The NJCCIC received reports of the Calendaromatic malware affecting multiple New Jersey public sector organizations, including local and county government entities. Calendaromatic malware is a potentially unwanted application (PUA) primarily targeting entities in the United States. It is disguised as a benign calendar desktop application designed to manage holiday schedules. Threat actors behind the Calendaromatic malware employ an aggressive and sophisticated online advertising campaign, leveraging NeutralinoJS, Unicode homoglyphs, and hidden payloads to evade detection, gain initial access, maintain persistence, and exfiltrate data.

Threat actors target potential victims with Calendaromatic malware by luring them to third-party websites with advanced holiday planning tools. The “calendaromatic” executable file is a 7z self-extracting archive setup file. Although it is signed with a valid digital certificate by CROWN SKY LLC, the certificate has since been revoked. If extracted and installed, the victims grant the seemingly benign calendar tool permission to interact directly with the operating system. The malware establishes a hidden command and control (C2) channel within Unicode holiday names and executes covert operations against the host operating system. The app’s “clean()” function checks for look-alike characters to tidy up holiday data, reads and decodes secret instructions, and executes commands on the host.

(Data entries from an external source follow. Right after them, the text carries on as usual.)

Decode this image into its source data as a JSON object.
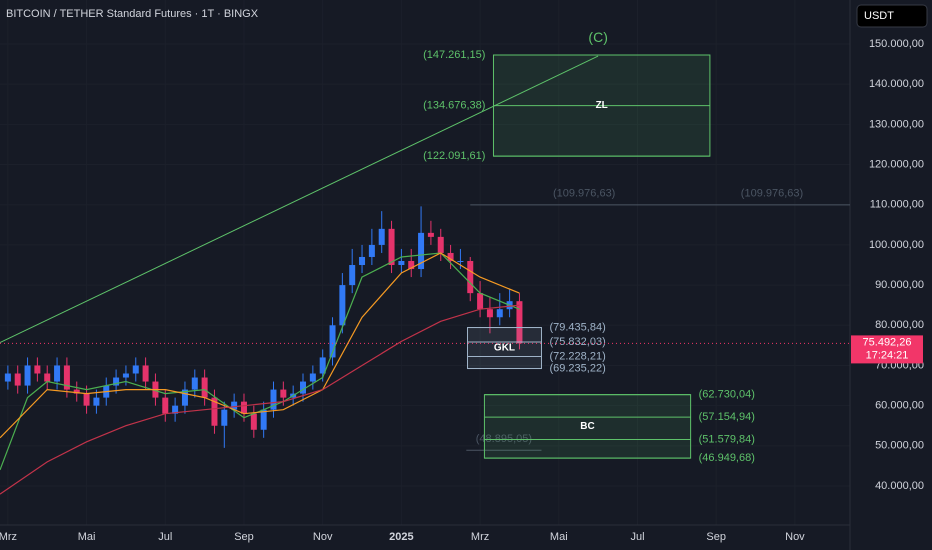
{
  "chart_data": {
    "type": "candlestick",
    "title": "BITCOIN / TETHER Standard Futures · 1T · BINGX",
    "currency": "USDT",
    "up_color": "#3179f5",
    "down_color": "#e5336b",
    "xlim": [
      -0.2,
      21.4
    ],
    "xticks": [
      {
        "value": 0,
        "label": "Mrz"
      },
      {
        "value": 2,
        "label": "Mai"
      },
      {
        "value": 4,
        "label": "Jul"
      },
      {
        "value": 6,
        "label": "Sep"
      },
      {
        "value": 8,
        "label": "Nov"
      },
      {
        "value": 10,
        "label": "2025"
      },
      {
        "value": 12,
        "label": "Mrz"
      },
      {
        "value": 14,
        "label": "Mai"
      },
      {
        "value": 16,
        "label": "Jul"
      },
      {
        "value": 18,
        "label": "Sep"
      },
      {
        "value": 20,
        "label": "Nov"
      }
    ],
    "ylim": [
      30300,
      160950
    ],
    "yticks": [
      {
        "value": 40000,
        "label": "40.000,00"
      },
      {
        "value": 50000,
        "label": "50.000,00"
      },
      {
        "value": 60000,
        "label": "60.000,00"
      },
      {
        "value": 70000,
        "label": "70.000,00"
      },
      {
        "value": 80000,
        "label": "80.000,00"
      },
      {
        "value": 90000,
        "label": "90.000,00"
      },
      {
        "value": 100000,
        "label": "100.000,00"
      },
      {
        "value": 110000,
        "label": "110.000,00"
      },
      {
        "value": 120000,
        "label": "120.000,00"
      },
      {
        "value": 130000,
        "label": "130.000,00"
      },
      {
        "value": 140000,
        "label": "140.000,00"
      },
      {
        "value": 150000,
        "label": "150.000,00"
      }
    ],
    "grid": true,
    "x": [
      0,
      0.25,
      0.5,
      0.75,
      1,
      1.25,
      1.5,
      1.75,
      2,
      2.25,
      2.5,
      2.75,
      3,
      3.25,
      3.5,
      3.75,
      4,
      4.25,
      4.5,
      4.75,
      5,
      5.25,
      5.5,
      5.75,
      6,
      6.25,
      6.5,
      6.75,
      7,
      7.25,
      7.5,
      7.75,
      8,
      8.25,
      8.5,
      8.75,
      9,
      9.25,
      9.5,
      9.75,
      10,
      10.25,
      10.5,
      10.75,
      11,
      11.25,
      11.5,
      11.75,
      12,
      12.25,
      12.5,
      12.75,
      13
    ],
    "open": [
      66000,
      68000,
      65000,
      70000,
      68000,
      66000,
      70000,
      64000,
      63000,
      60000,
      62000,
      65000,
      67000,
      68000,
      70000,
      66000,
      62000,
      58000,
      60000,
      64000,
      67000,
      62000,
      55000,
      59000,
      61000,
      58000,
      54000,
      59000,
      64000,
      62000,
      63000,
      66000,
      68000,
      72000,
      80000,
      90000,
      95000,
      97000,
      100000,
      104000,
      95000,
      96000,
      94000,
      103000,
      102000,
      98000,
      96000,
      96000,
      88000,
      84000,
      82000,
      84000,
      86000
    ],
    "high": [
      70000,
      70000,
      72000,
      72000,
      70000,
      72000,
      72000,
      66000,
      65000,
      64000,
      67000,
      69000,
      70000,
      72000,
      72000,
      68000,
      64000,
      62000,
      66000,
      69000,
      69000,
      64000,
      61000,
      63000,
      63000,
      60000,
      61000,
      66000,
      66000,
      65000,
      68000,
      70000,
      74000,
      82000,
      93000,
      99000,
      100000,
      104000,
      108400,
      106000,
      99000,
      99000,
      109600,
      106000,
      104000,
      100000,
      99000,
      97000,
      91000,
      87000,
      88000,
      89000,
      88000
    ],
    "low": [
      64000,
      63000,
      63000,
      66000,
      64000,
      64000,
      62000,
      61000,
      58000,
      58000,
      60000,
      63000,
      65000,
      66000,
      64000,
      60000,
      56000,
      56000,
      58000,
      62000,
      60000,
      53000,
      49500,
      57000,
      56000,
      52000,
      52000,
      57000,
      60000,
      60000,
      61000,
      64000,
      66000,
      70000,
      78000,
      88000,
      93000,
      95000,
      98000,
      93000,
      93000,
      92000,
      92000,
      100000,
      96000,
      94000,
      94000,
      86000,
      82000,
      78000,
      80000,
      82000,
      74000
    ],
    "close": [
      68000,
      65000,
      70000,
      68000,
      66000,
      70000,
      64000,
      63000,
      60000,
      62000,
      65000,
      67000,
      68000,
      70000,
      66000,
      62000,
      58000,
      60000,
      64000,
      67000,
      62000,
      55000,
      59000,
      61000,
      58000,
      54000,
      59000,
      64000,
      62000,
      63000,
      66000,
      68000,
      72000,
      80000,
      90000,
      95000,
      97000,
      100000,
      104000,
      95000,
      96000,
      94000,
      103000,
      102000,
      98000,
      96000,
      96000,
      88000,
      84000,
      82000,
      84000,
      86000,
      75492.26
    ],
    "moving_averages": [
      {
        "color": "#4caf50",
        "x": [
          -0.2,
          0.5,
          1,
          2,
          3,
          4,
          5,
          6,
          7,
          8,
          9,
          10,
          11,
          12,
          13
        ],
        "values": [
          44000,
          62000,
          66000,
          64000,
          66000,
          63000,
          64000,
          57000,
          61000,
          67000,
          92000,
          97000,
          98000,
          88000,
          84000
        ]
      },
      {
        "color": "#f59a23",
        "x": [
          -0.2,
          1,
          2,
          3,
          4,
          5,
          6,
          7,
          8,
          9,
          10,
          11,
          12,
          13
        ],
        "values": [
          52000,
          64000,
          63000,
          64000,
          64000,
          62000,
          58000,
          59000,
          64000,
          82000,
          93000,
          98000,
          92000,
          88000
        ]
      },
      {
        "color": "#c2334a",
        "x": [
          -0.2,
          1,
          2,
          3,
          4,
          5,
          6,
          7,
          8,
          9,
          10,
          11,
          12,
          13
        ],
        "values": [
          38000,
          46000,
          51000,
          55000,
          58000,
          59000,
          60000,
          61000,
          64000,
          70000,
          76000,
          81000,
          84000,
          85000
        ]
      }
    ],
    "last_price": {
      "value": 75492.26,
      "label": "75.492,26",
      "countdown": "17:24:21",
      "color": "#f23669"
    },
    "trendline": {
      "label": "(C)",
      "color": "#5ec26a",
      "x": [
        -0.2,
        15.0
      ],
      "values": [
        75700,
        147000
      ]
    },
    "zones": [
      {
        "name": "ZL",
        "x": [
          12.34,
          17.84
        ],
        "label_side": "left",
        "color": "#5ec26a",
        "levels": [
          {
            "value": 147261.15,
            "label": "(147.261,15)"
          },
          {
            "value": 134676.38,
            "label": "(134.676,38)"
          },
          {
            "value": 122091.61,
            "label": "(122.091,61)"
          }
        ]
      },
      {
        "name": "GKL",
        "x": [
          11.68,
          13.56
        ],
        "label_side": "right",
        "color": "#9fb3c8",
        "levels": [
          {
            "value": 79435.84,
            "label": "(79.435,84)"
          },
          {
            "value": 75832.03,
            "label": "(75.832,03)"
          },
          {
            "value": 72228.21,
            "label": "(72.228,21)"
          },
          {
            "value": 69235.22,
            "label": "(69.235,22)"
          }
        ]
      },
      {
        "name": "BC",
        "x": [
          12.11,
          17.35
        ],
        "label_side": "right",
        "color": "#5ec26a",
        "levels": [
          {
            "value": 62730.04,
            "label": "(62.730,04)"
          },
          {
            "value": 57154.94,
            "label": "(57.154,94)"
          },
          {
            "value": 51579.84,
            "label": "(51.579,84)"
          },
          {
            "value": 46949.68,
            "label": "(46.949,68)"
          }
        ]
      }
    ],
    "lines": [
      {
        "x": [
          11.75,
          21.4
        ],
        "value": 109976.63,
        "labels": [
          "(109.976,63)",
          "(109.976,63)"
        ]
      },
      {
        "x": [
          11.65,
          13.56
        ],
        "value": 48895.05,
        "labels": [
          "(48.895,05)"
        ]
      }
    ]
  }
}
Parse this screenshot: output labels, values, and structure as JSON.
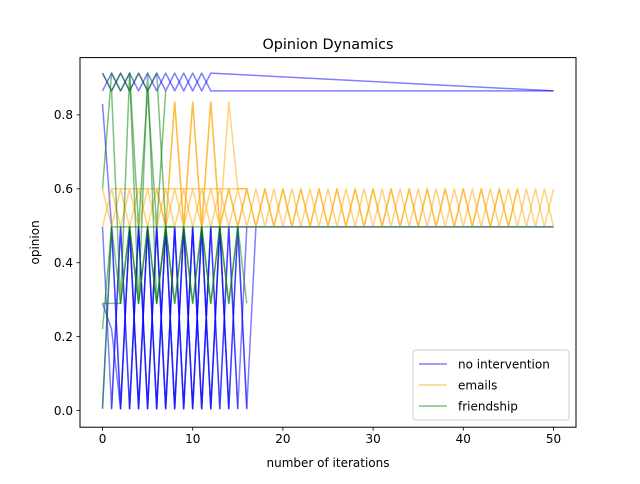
{
  "chart_data": {
    "type": "line",
    "title": "Opinion Dynamics",
    "xlabel": "number of iterations",
    "ylabel": "opinion",
    "xlim": [
      -2.5,
      52.5
    ],
    "ylim": [
      -0.045,
      0.955
    ],
    "xticks": [
      0,
      10,
      20,
      30,
      40,
      50
    ],
    "yticks": [
      0.0,
      0.2,
      0.4,
      0.6,
      0.8
    ],
    "ytick_labels": [
      "0.0",
      "0.2",
      "0.4",
      "0.6",
      "0.8"
    ],
    "grid": false,
    "legend_position": "lower right",
    "series": [
      {
        "name": "no intervention",
        "color": "#0000ff",
        "lines": [
          {
            "x": [
              0,
              1,
              2,
              3,
              4,
              5,
              6,
              7,
              8,
              9,
              10,
              11,
              12,
              50
            ],
            "y": [
              0.913,
              0.865,
              0.913,
              0.865,
              0.913,
              0.865,
              0.913,
              0.865,
              0.913,
              0.865,
              0.913,
              0.865,
              0.913,
              0.865
            ]
          },
          {
            "x": [
              0,
              1,
              2,
              3,
              4,
              5,
              6,
              7,
              8,
              9,
              10,
              11,
              12,
              13,
              50
            ],
            "y": [
              0.865,
              0.913,
              0.865,
              0.913,
              0.865,
              0.913,
              0.865,
              0.913,
              0.865,
              0.913,
              0.865,
              0.913,
              0.865,
              0.865,
              0.865
            ]
          },
          {
            "x": [
              0,
              1,
              2,
              3,
              4,
              5,
              6,
              7,
              8,
              9,
              10,
              11,
              12,
              13,
              14,
              15,
              16,
              17
            ],
            "y": [
              0.005,
              0.497,
              0.005,
              0.497,
              0.005,
              0.497,
              0.005,
              0.497,
              0.005,
              0.497,
              0.005,
              0.497,
              0.005,
              0.497,
              0.005,
              0.497,
              0.005,
              0.497
            ]
          },
          {
            "x": [
              0,
              1,
              2,
              3,
              4,
              5,
              6,
              7,
              8,
              9,
              10,
              11,
              12,
              13,
              14,
              15,
              16
            ],
            "y": [
              0.497,
              0.005,
              0.497,
              0.005,
              0.497,
              0.005,
              0.497,
              0.005,
              0.497,
              0.005,
              0.497,
              0.005,
              0.497,
              0.005,
              0.497,
              0.005,
              0.497
            ]
          },
          {
            "x": [
              0,
              1,
              2,
              3,
              4,
              5,
              6,
              7,
              8,
              9,
              10,
              11,
              12,
              13,
              14,
              15,
              16
            ],
            "y": [
              0.29,
              0.22,
              0.005,
              0.497,
              0.005,
              0.497,
              0.005,
              0.497,
              0.005,
              0.497,
              0.005,
              0.497,
              0.005,
              0.497,
              0.005,
              0.497,
              0.005
            ]
          },
          {
            "x": [
              1,
              2,
              3,
              4,
              5,
              6,
              7,
              8,
              9,
              10,
              11,
              12,
              13,
              14,
              15
            ],
            "y": [
              0.005,
              0.497,
              0.005,
              0.497,
              0.005,
              0.497,
              0.005,
              0.497,
              0.005,
              0.497,
              0.005,
              0.497,
              0.005,
              0.497,
              0.005
            ]
          },
          {
            "x": [
              0,
              1,
              2,
              3,
              4,
              5,
              6,
              7,
              8,
              9,
              10,
              11,
              12,
              13,
              14
            ],
            "y": [
              0.83,
              0.497,
              0.005,
              0.497,
              0.005,
              0.497,
              0.005,
              0.497,
              0.005,
              0.497,
              0.005,
              0.497,
              0.005,
              0.497,
              0.005
            ]
          },
          {
            "x": [
              3,
              4,
              5,
              6,
              7,
              8,
              9,
              10,
              11,
              12,
              13,
              50
            ],
            "y": [
              0.005,
              0.497,
              0.005,
              0.497,
              0.005,
              0.497,
              0.005,
              0.497,
              0.005,
              0.497,
              0.497,
              0.497
            ]
          }
        ]
      },
      {
        "name": "emails",
        "color": "#ffa500",
        "lines": [
          {
            "x": [
              0,
              1,
              2,
              3,
              4,
              5,
              6,
              7,
              8,
              9,
              10,
              11,
              12,
              13,
              14,
              15,
              16,
              17,
              18,
              19,
              20,
              21,
              22,
              23,
              24,
              25,
              26,
              27,
              28,
              29,
              30,
              31,
              32,
              33,
              34,
              35,
              36,
              37,
              38,
              39,
              40,
              41,
              42,
              43,
              44,
              45,
              46,
              47,
              48,
              49,
              50
            ],
            "y": [
              0.497,
              0.6,
              0.497,
              0.6,
              0.497,
              0.6,
              0.497,
              0.6,
              0.497,
              0.6,
              0.497,
              0.6,
              0.497,
              0.6,
              0.497,
              0.6,
              0.497,
              0.6,
              0.497,
              0.6,
              0.497,
              0.6,
              0.497,
              0.6,
              0.497,
              0.6,
              0.497,
              0.6,
              0.497,
              0.6,
              0.497,
              0.6,
              0.497,
              0.6,
              0.497,
              0.6,
              0.497,
              0.6,
              0.497,
              0.6,
              0.497,
              0.6,
              0.497,
              0.6,
              0.497,
              0.6,
              0.497,
              0.6,
              0.497,
              0.6,
              0.497
            ]
          },
          {
            "x": [
              0,
              1,
              2,
              3,
              4,
              5,
              6,
              7,
              8,
              9,
              10,
              11,
              12,
              13,
              14,
              15,
              16,
              17,
              18,
              19,
              20,
              21,
              22,
              23,
              24,
              25,
              26,
              27,
              28,
              29,
              30,
              31,
              32,
              33,
              34,
              35,
              36,
              37,
              38,
              39,
              40,
              41,
              42,
              43,
              44,
              45,
              46,
              47,
              48,
              49,
              50
            ],
            "y": [
              0.6,
              0.497,
              0.6,
              0.497,
              0.6,
              0.497,
              0.6,
              0.497,
              0.6,
              0.497,
              0.6,
              0.497,
              0.6,
              0.497,
              0.6,
              0.497,
              0.6,
              0.497,
              0.6,
              0.497,
              0.6,
              0.497,
              0.6,
              0.497,
              0.6,
              0.497,
              0.6,
              0.497,
              0.6,
              0.497,
              0.6,
              0.497,
              0.6,
              0.497,
              0.6,
              0.497,
              0.6,
              0.497,
              0.6,
              0.497,
              0.6,
              0.497,
              0.6,
              0.497,
              0.6,
              0.497,
              0.6,
              0.497,
              0.6,
              0.497,
              0.6
            ]
          },
          {
            "x": [
              6,
              7,
              8,
              9,
              10,
              11,
              12,
              13,
              14,
              15,
              16
            ],
            "y": [
              0.6,
              0.497,
              0.835,
              0.497,
              0.835,
              0.497,
              0.835,
              0.497,
              0.835,
              0.6,
              0.6
            ]
          },
          {
            "x": [
              7,
              8,
              9,
              10,
              11,
              12,
              13,
              14,
              15,
              16,
              17,
              18,
              19,
              20,
              21,
              22,
              23,
              24,
              25,
              26,
              27,
              28,
              29,
              30,
              31,
              32,
              33,
              34,
              35,
              36,
              37,
              38,
              39,
              40,
              41,
              42,
              43,
              44,
              45,
              46
            ],
            "y": [
              0.497,
              0.835,
              0.497,
              0.835,
              0.497,
              0.835,
              0.497,
              0.6,
              0.497,
              0.6,
              0.497,
              0.6,
              0.497,
              0.6,
              0.497,
              0.6,
              0.497,
              0.6,
              0.497,
              0.6,
              0.497,
              0.6,
              0.497,
              0.6,
              0.497,
              0.6,
              0.497,
              0.6,
              0.497,
              0.6,
              0.497,
              0.6,
              0.497,
              0.6,
              0.497,
              0.6,
              0.497,
              0.6,
              0.497,
              0.6
            ]
          },
          {
            "x": [
              1,
              2,
              3,
              4,
              5,
              6,
              7,
              8,
              9,
              10,
              11,
              12,
              13,
              14,
              15,
              16
            ],
            "y": [
              0.6,
              0.6,
              0.6,
              0.6,
              0.6,
              0.6,
              0.6,
              0.6,
              0.6,
              0.6,
              0.6,
              0.6,
              0.6,
              0.6,
              0.6,
              0.6
            ]
          }
        ]
      },
      {
        "name": "friendship",
        "color": "#008000",
        "lines": [
          {
            "x": [
              0,
              1,
              2,
              3,
              4,
              5,
              6,
              7,
              8,
              9,
              10,
              11,
              12,
              13,
              14,
              50
            ],
            "y": [
              0.005,
              0.497,
              0.497,
              0.497,
              0.497,
              0.497,
              0.497,
              0.497,
              0.497,
              0.497,
              0.497,
              0.497,
              0.497,
              0.497,
              0.497,
              0.497
            ]
          },
          {
            "x": [
              0,
              1,
              2,
              3,
              4,
              5,
              6,
              7
            ],
            "y": [
              0.6,
              0.913,
              0.865,
              0.913,
              0.497,
              0.865,
              0.497,
              0.865
            ]
          },
          {
            "x": [
              0,
              1,
              2,
              3,
              4,
              5,
              6,
              7,
              8
            ],
            "y": [
              0.913,
              0.865,
              0.29,
              0.913,
              0.29,
              0.913,
              0.29,
              0.497,
              0.497
            ]
          },
          {
            "x": [
              0,
              1,
              2,
              3,
              4,
              5,
              6,
              7,
              8,
              9,
              10,
              11,
              12,
              13,
              14,
              15,
              16
            ],
            "y": [
              0.22,
              0.497,
              0.29,
              0.497,
              0.29,
              0.497,
              0.29,
              0.497,
              0.29,
              0.497,
              0.29,
              0.497,
              0.29,
              0.497,
              0.29,
              0.497,
              0.29
            ]
          },
          {
            "x": [
              0,
              1,
              2,
              3,
              4,
              5,
              6,
              7,
              8,
              9,
              10,
              11,
              12,
              13,
              14,
              15
            ],
            "y": [
              0.29,
              0.29,
              0.29,
              0.497,
              0.29,
              0.497,
              0.29,
              0.497,
              0.29,
              0.497,
              0.29,
              0.497,
              0.29,
              0.497,
              0.29,
              0.497
            ]
          },
          {
            "x": [
              1,
              2,
              3,
              4,
              5,
              6,
              7,
              8
            ],
            "y": [
              0.865,
              0.913,
              0.865,
              0.913,
              0.865,
              0.913,
              0.497,
              0.497
            ]
          }
        ]
      }
    ]
  }
}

Artificial intelligence (AI) accelerated the investigation and forensic process by parsing the obfuscated JavaScript and highlighting anomalous code sequences for Unicode character mapping. The AI tools traced the “clean()” function logic and revealed how the malware parsed and executed instructions embedded within holiday data.

Recommendations

• Exercise caution when downloading and installing unfamiliar or untrusted applications from web searches.
• Refrain from installing unsigned or unverified software.
• Reset passwords on any compromised hosts, including credentials stored in browsers.
• Keep systems, browsers, and anti-virus/anti-malware software up to date with PUA detection enabled.
• Restore affected systems from backup or perform a complete operating system reinstallation.
• Review the GuidePoint Security blog post for technical information and indicators of compromise (IOCs).
• Report malicious cyber activity to the NJCCIC and the FBI’s IC3.